Futurismo 100 anni dopo (1909-2009)

 


Il Futurismo fu lanciato ufficialmente  il 20 febbraio 1909.   Fin dal principio rivoluzionario e iconoclasta, il suo raggio d'azione coinvolse profondamente non solo le arti, ma anche la politica e la società italiane. Il movimento respingeva sistematicamente i legami con il passato, soprattuto nel campo della cultura, predicando con zelo missionario la ricostruzione totale dell'universo e l'avvento di un' Uomo Nuovo,  cittadino dell'emergente civilta' tecnologica. Nonostante l' enorme impatto nella vita pubblica e politica italiana, le implicazioni del Futurismo non sono state analizzate a fondo dalle scienze sociali e politiche.

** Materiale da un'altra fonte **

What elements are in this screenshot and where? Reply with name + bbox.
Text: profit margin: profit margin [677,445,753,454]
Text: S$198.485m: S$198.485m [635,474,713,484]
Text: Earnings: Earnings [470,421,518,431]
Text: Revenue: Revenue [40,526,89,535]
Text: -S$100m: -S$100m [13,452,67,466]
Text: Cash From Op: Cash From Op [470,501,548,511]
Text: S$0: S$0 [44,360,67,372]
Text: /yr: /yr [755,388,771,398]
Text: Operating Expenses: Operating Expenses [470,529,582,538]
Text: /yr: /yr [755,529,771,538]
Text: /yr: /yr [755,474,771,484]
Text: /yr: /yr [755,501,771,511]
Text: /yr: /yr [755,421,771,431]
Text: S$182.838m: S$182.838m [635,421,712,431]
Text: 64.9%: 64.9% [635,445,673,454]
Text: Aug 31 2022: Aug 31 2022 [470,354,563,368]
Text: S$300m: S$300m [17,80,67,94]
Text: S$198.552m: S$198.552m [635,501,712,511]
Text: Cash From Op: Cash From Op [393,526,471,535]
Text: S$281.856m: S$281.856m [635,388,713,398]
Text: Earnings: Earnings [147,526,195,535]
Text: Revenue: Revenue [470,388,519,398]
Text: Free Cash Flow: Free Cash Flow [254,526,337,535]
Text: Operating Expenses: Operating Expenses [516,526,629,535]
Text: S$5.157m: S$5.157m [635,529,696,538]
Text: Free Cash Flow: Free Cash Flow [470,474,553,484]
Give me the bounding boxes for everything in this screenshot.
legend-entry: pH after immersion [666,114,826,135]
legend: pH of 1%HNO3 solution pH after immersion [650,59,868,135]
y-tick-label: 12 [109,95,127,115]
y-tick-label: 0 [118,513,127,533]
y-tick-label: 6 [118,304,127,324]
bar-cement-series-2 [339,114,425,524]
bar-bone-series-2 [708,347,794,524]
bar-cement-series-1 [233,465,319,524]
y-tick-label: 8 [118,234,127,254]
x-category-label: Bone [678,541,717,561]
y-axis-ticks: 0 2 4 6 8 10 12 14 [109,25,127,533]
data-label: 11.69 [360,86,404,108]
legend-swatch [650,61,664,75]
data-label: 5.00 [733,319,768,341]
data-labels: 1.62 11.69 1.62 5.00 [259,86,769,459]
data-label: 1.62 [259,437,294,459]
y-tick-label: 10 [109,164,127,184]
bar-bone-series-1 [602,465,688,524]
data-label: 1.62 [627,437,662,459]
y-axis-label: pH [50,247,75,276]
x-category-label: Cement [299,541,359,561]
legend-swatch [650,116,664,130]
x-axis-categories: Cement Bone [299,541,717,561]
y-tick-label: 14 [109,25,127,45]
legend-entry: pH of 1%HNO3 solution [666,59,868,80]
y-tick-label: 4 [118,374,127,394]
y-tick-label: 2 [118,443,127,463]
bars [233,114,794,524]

Esiste un' ostacolo formidabile per tale svilupo metodologico: l' incontrastata egemonia di critici letterari e storici dell'arte. Il risultato è stato spesso la sottovalutazione e mistificazione della dimensione politica del Futurismo, soprattutto del suo viscerale ed estremo nazionalismo.  Seguendo una linea di ricerca storico-sociale che ha stentato ad emergere tra l'effusione di panegirici eulogistici, questo progetto esplora il versante politico ed ideologico del movimento attraverso le sue azioni, proclami e manifesti nel contesto dell'atmosfera ultra-nazionalista prevalente nell'Europa pre-bellica.

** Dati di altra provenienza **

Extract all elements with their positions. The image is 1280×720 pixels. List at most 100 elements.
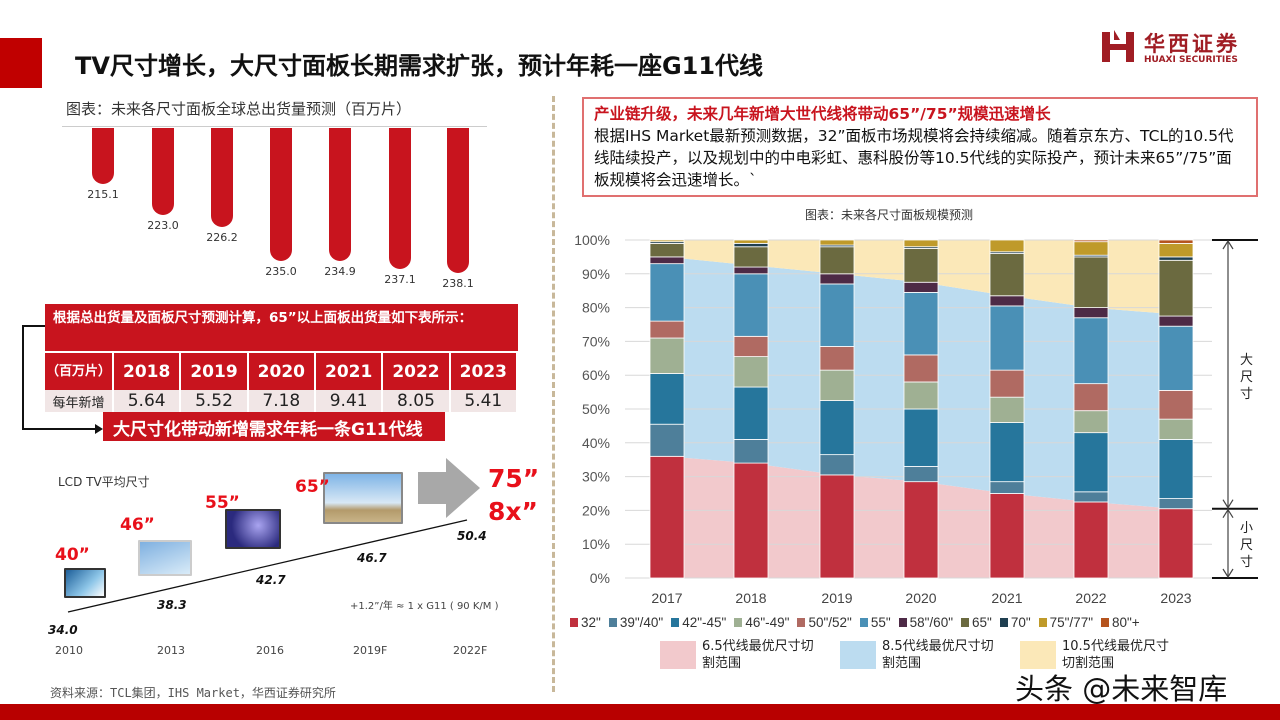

Il passo peliminare e' la distinzione necessaria tra il primo Futurismo ultra-nazionalista ed anti-establishment (1909-1915) e la fase più istituzionale emersa dopo la sua fusione con il fascismo militante, attraverso il patriottismo 'muscolare' di stampo Mussoliniano (1924-1944).

In un periodi di costruzione degli Stati 'nazionali', il contesto globale era caratterizzato dal trionfo incontrastato ed incontrastabile del nazionalismo statale. La caduta dell'Europa nel vortice delle rivalità inter-statali porto' all' autodistruzione del continente, segnando inoltre l'avvento del secolo americano.

In Italia, il patriottismo post-Risorgimentale con il suo nazionalismo omogeneizzante ed ossessionato dall' unita' politica e culturale, forni' la matrice ideale per il proliferare dell' irredentismo guerrafondaio. Il Futurismo seppe identificare in tale Zeitgeist un' ideale struttura di opportunità politiche, nei cui limiti riusci' ad operare appieno articolando un' ineguagliabile e radicalmente innovativo 'repertorio di azione'.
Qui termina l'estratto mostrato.